4. DJI ROMO S — ドローンの目を持つ掃除機

発売日: 2026年3月16日(予約受付中) / 価格: 169,950円〜

この製品だけのユニークな技術

DJIはドローンメーカーだ。空を飛ぶドローンが障害物を避ける技術を、そのままロボット掃除機に載せた。
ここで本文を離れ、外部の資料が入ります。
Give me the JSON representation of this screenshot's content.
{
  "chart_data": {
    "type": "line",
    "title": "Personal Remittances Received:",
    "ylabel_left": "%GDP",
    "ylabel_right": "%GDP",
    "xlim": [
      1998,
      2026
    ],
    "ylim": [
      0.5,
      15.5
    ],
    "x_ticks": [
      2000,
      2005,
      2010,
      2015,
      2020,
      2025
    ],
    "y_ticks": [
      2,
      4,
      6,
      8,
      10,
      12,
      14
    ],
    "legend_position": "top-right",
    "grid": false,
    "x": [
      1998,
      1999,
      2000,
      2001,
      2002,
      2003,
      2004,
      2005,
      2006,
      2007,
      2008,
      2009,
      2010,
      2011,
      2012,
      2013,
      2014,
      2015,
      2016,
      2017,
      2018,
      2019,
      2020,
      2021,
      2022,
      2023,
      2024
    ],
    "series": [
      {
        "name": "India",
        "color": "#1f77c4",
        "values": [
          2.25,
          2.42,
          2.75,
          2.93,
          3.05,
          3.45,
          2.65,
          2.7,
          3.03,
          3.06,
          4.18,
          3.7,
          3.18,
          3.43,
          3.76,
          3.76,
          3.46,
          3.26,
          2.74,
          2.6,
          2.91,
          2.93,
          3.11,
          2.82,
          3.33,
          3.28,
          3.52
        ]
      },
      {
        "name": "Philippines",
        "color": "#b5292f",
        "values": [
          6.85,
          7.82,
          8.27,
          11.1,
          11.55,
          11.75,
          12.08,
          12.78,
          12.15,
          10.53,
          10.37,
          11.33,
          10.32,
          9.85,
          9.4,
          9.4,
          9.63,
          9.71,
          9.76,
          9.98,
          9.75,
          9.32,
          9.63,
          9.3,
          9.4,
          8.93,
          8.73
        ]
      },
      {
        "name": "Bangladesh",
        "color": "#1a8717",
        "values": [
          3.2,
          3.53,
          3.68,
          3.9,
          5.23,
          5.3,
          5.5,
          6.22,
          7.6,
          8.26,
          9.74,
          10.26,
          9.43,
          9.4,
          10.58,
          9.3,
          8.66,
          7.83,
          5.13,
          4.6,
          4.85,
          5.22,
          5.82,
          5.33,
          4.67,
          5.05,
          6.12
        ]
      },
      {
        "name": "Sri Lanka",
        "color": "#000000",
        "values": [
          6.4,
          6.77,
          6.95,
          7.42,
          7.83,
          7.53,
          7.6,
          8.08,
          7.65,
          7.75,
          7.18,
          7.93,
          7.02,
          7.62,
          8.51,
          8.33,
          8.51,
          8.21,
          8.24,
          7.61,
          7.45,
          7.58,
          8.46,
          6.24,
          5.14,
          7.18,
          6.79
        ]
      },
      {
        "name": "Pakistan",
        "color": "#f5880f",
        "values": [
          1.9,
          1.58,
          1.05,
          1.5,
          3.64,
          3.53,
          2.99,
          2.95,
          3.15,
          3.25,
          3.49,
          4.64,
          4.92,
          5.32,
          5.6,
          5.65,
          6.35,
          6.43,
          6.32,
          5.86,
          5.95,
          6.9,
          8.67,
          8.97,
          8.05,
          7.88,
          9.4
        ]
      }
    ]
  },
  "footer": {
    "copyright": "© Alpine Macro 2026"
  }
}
一般的なロボット掃除機はLiDAR(レーザーセンサー)1基で障害物を検知する。DJI ROMOは双眼フィッシュアイビジョンセンサー2基 + ソリッドステートLiDAR 3基 + 3D ToFセンサーの多層構成。この組み合わせで直径2mmのワイヤーや高さ15mmの障害物を識別できる。充電ケーブル1本、トランプ1枚の厚さを認識して避ける。

視覚障害者にとって何が嬉しいか

床に何が落ちているか見えない → 掃除機が巻き込んで壊す。これはロボット掃除機の最大の不安だ。DJI ROMOの障害物回避精度は**「見えない人の代わりに床を見てくれる」**レベル。イヤホンのケーブル、眼鏡ケース、薬のシート。こういう小さなものを巻き込まない安心感は、視覚障害者にとって他のロボット掃除機にはない価値。
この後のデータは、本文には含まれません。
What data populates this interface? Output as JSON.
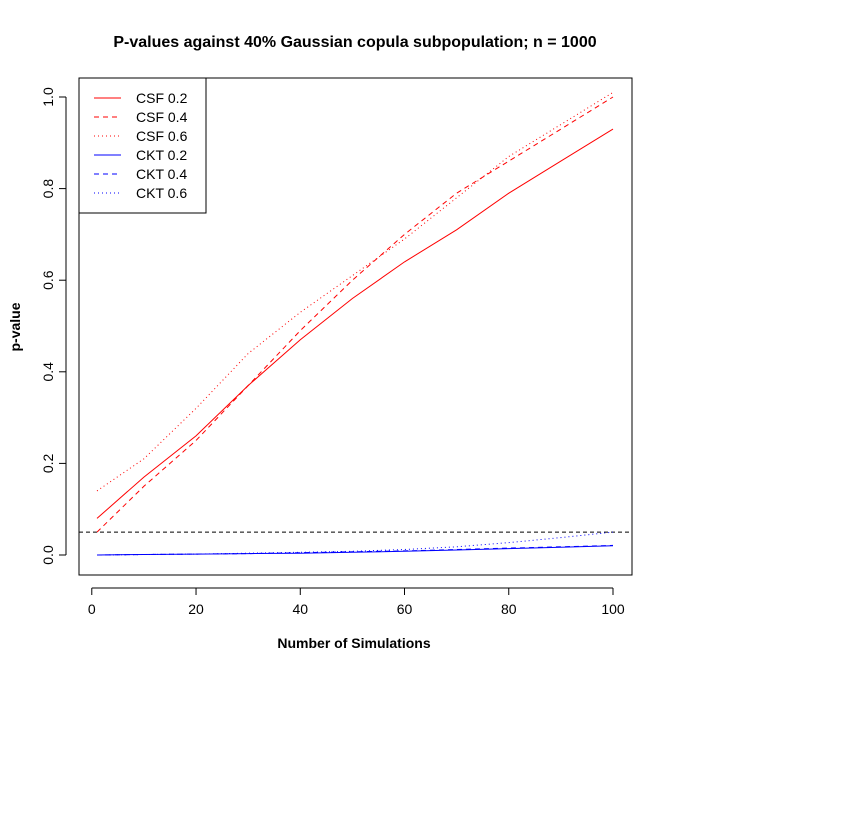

200日メンテナンスフリー。 ベースステーションが4基の高圧ウォータージェットでモップを自動洗浄し、温風乾燥まで行う。ダストビンも自動排出。200日間、掃除機のメンテナンスのために手を汚す必要がない。細かいパーツを触覚で確認しながら分解清掃する必要がないのは、視覚障害者にとって大きい。

デメリット・合わない人

  • 169,950円は高い。同等の障害物回避を持つRoborock S8 MaxVは約10万円
  • 音声操作は「Hey ROMO」のみ(中国語・英語)。Alexa / Google Home / Siriには現時点で未対応。 音声で掃除開始するにはDJI Homeアプリ経由になる。スマートホーム連携を重視する人には不便
  • 日本語音声アシスタント非対応のため、音声だけで操作を完結させたい人には向かない。本体の物理ボタンかアプリでの操作が主になる

DJI ROMO S ロボット掃除機

¥169,950(税込)

2026年3月16日発売。双眼フィッシュアイ + LiDAR 3基 + ToFの多層障害物回避。2mm厚の物も検知。25,000Pa吸引。自動モップ洗浄・乾燥。200日メンテナンスフリー。


まとめ

イヤホン: 迷ったらOpenFit 2+

イヤホン3機種の選び方は前述の通り。Galaxyユーザーなら首振り操作のBuds4、騒がしい場所での聞き取りならLinkBuds Clip、確実な操作を求めるならOpenFit 2+。迷ったら物理ボタン + ワイヤレス充電のOpenFit 2+が最も汎用性が高い

ロボット掃除機: DJI ROMOは「床を見てくれる目」

DJI ROMO Sはイヤホンとは全く別の文脈で注目している。「床に何が落ちているか見えない」という視覚障害者特有の課題を、ドローン由来の多層センサーで解決しようとしている製品。17万円と高価で音声操作も弱いが、障害物回避の精度と200日メンテナンスフリーは他のロボット掃除機にはない。Alexa/Google Home対応が確認でき次第、改めて詳しく取り上げる。


メーカー公式スペック・専門レビューサイト(SoundGuys、VacuumWars、PhoneArena等)・ユーザーレビューに基づく評価です。2026年3月15日時点の情報。